The timing of implementation can be arbitrary and capricious, even where the underlying ruling, itself, is not.
 
What I heard today:

The publishing of the final rule will be "delayed", meaning the clock doesn't start ticking until it's actually published in the federal register.

The rule will be targeting C91a ELTs, NOT ELTs that transmit on 121.5 MHz, so the C126(?) 406 MHz ELTs will be unaffected.


Now, what I'd really like to see happen is:

FAA issues rule changes removing the requirement for aircraft ELTs unless those airplanes are used in air commerce or flight instruction. My reasoning for this is that student pilots and folks paying for air travel have a reasonable expectation that if they crash a "Beacon" will help SAR find them.

FAA requires all ELTs meeting the "new" rule above to be 406MHz with GPS position data. This will require those airplanes to re-equip (and charge their customers accordingly). This requirement becomes final in two years from publication.

The FCC requirement "outlawing" C91a ELTs becomes effective two years after the FAA rules are published.

Result - folks operating under 91 can equip with a 406 MHz ELT, a 406 MHz PLB, or nothing, depending on their own risk management philosophy. Air commerce airplanes should be found relatively quickly as a result of the 406/GPS ELT.
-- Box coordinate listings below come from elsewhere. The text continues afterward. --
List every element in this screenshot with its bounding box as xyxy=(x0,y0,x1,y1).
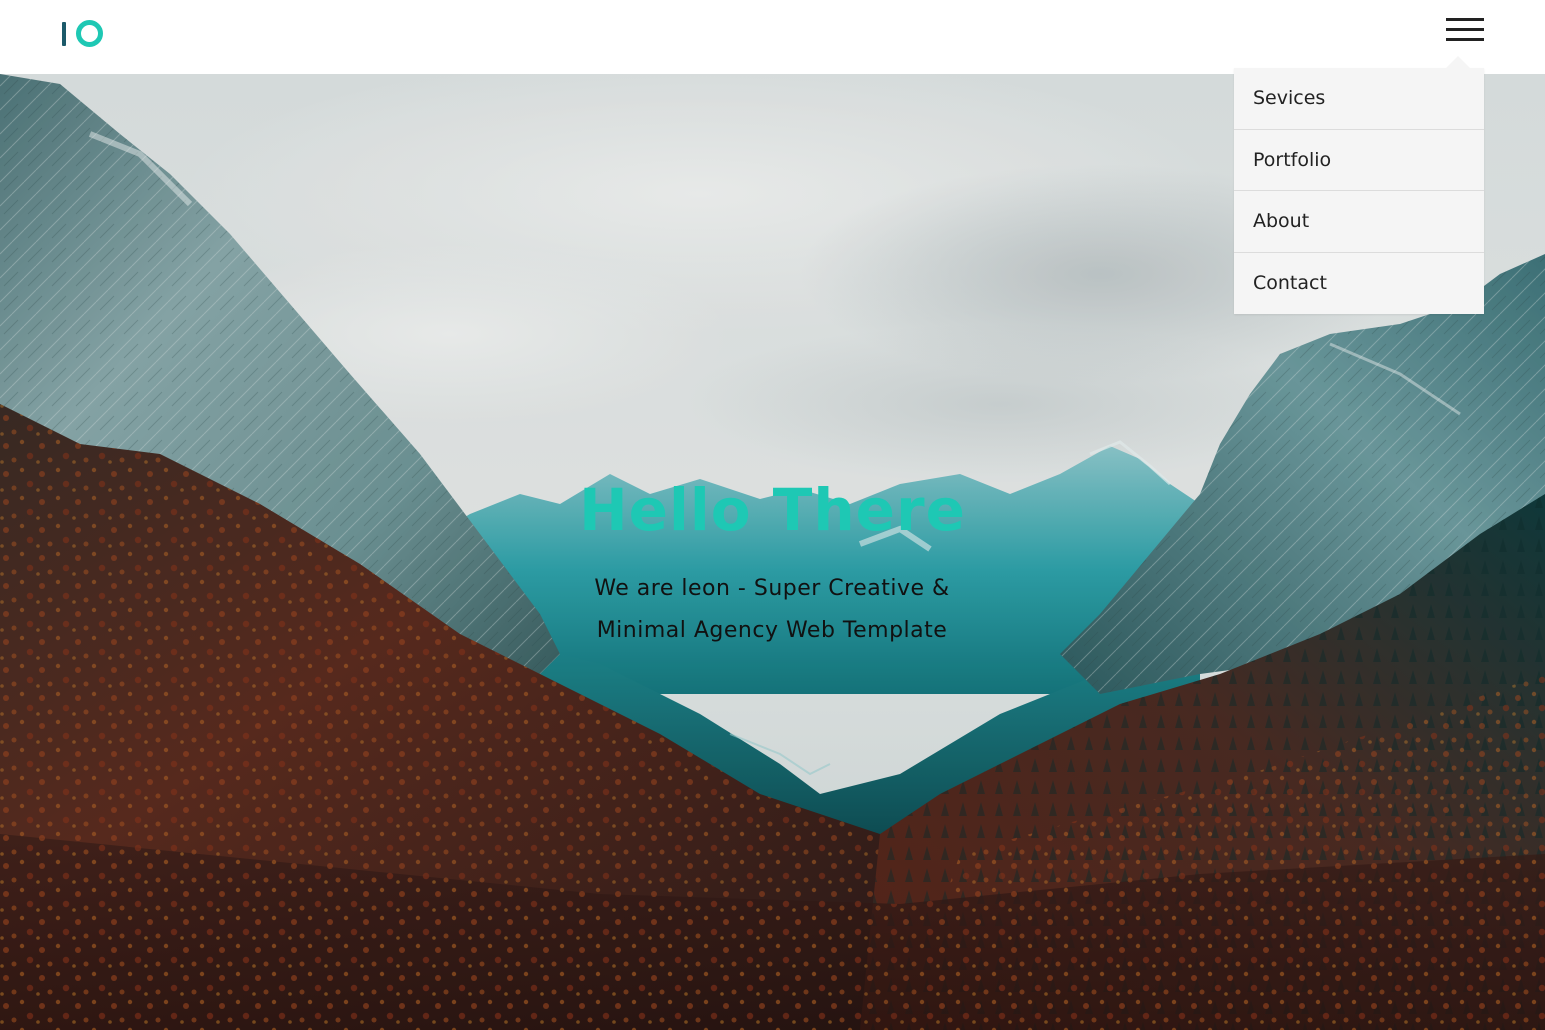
hero-title: Hello There xyxy=(579,476,966,544)
menu-item-contact[interactable]: Contact xyxy=(1234,253,1484,315)
hamburger-menu-icon[interactable] xyxy=(1446,18,1484,44)
io-logo-icon[interactable] xyxy=(62,20,104,50)
navigation-dropdown-menu: Sevices Portfolio About Contact xyxy=(1234,56,1484,315)
menu-line-bottom xyxy=(1446,38,1484,41)
menu-line-middle xyxy=(1446,28,1484,31)
hero-subtitle: We are leon - Super Creative & Minimal A… xyxy=(594,576,950,643)
menu-item-about[interactable]: About xyxy=(1234,191,1484,253)
logo-bar-mark xyxy=(62,22,66,46)
menu-item-services[interactable]: Sevices xyxy=(1234,68,1484,130)
top-navigation-bar xyxy=(0,0,1545,74)
dropdown-caret xyxy=(1446,56,1470,68)
menu-item-portfolio[interactable]: Portfolio xyxy=(1234,130,1484,191)
menu-line-top xyxy=(1446,18,1484,21)
logo-ring-mark xyxy=(76,20,103,47)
Cost is minimized for GA - 91 owners can rip out their ELT and no longer pay for the inspections.
 
Scott or Bill I have one question if the rule is enacted and we can't use 121.5 but we go ahead and have an ELT that transmits on 121.5 while at the same time having a wardrobe malfunction is the fine doubled?:wink2:
 
Scott or Bill I have one question if the rule is enacted and we can't use 121.5 but we go ahead and have an ELT that transmits on 121.5 while at the same time having a wardrobe malfunction is the fine doubled?:wink2:
You pose and interesting question. In the interests of flight safety I think we should petition the FAA to require the use of high adhesive tape to be attached to the PIC's nipples prior to take off. The tape should be TSO'ed and needs to be applied by an A&P with an appropriate entry into the pilot logbook. Removal of the tape, post flight, can be done by the PIC who is in the possession of a valid tape removal endorsement in their logbook.

This will prevent the catastrophic event that you have postulated form occurring.
 
Scott or Bill I have one question if the rule is enacted and we can't use 121.5 but we go ahead and have an ELT that transmits on 121.5 while at the same time having a wardrobe malfunction is the fine doubled?:wink2:

Only if you land in a highway construction zone. :rolleyes2:
 
Actually, right now, if you are flight instructing within the "local" area of less than 50 miles away from the airport, you are NOT required to have an ELT. That's true for the Cub I've been flying and a few other aircraft. Of course, most of the local flying like that would have someone looking for you very quickly if you didn't show up at the flight school, and at least around here, if you are with flight following or radar coverage, they will most likely have a good idea of where to look for you as well.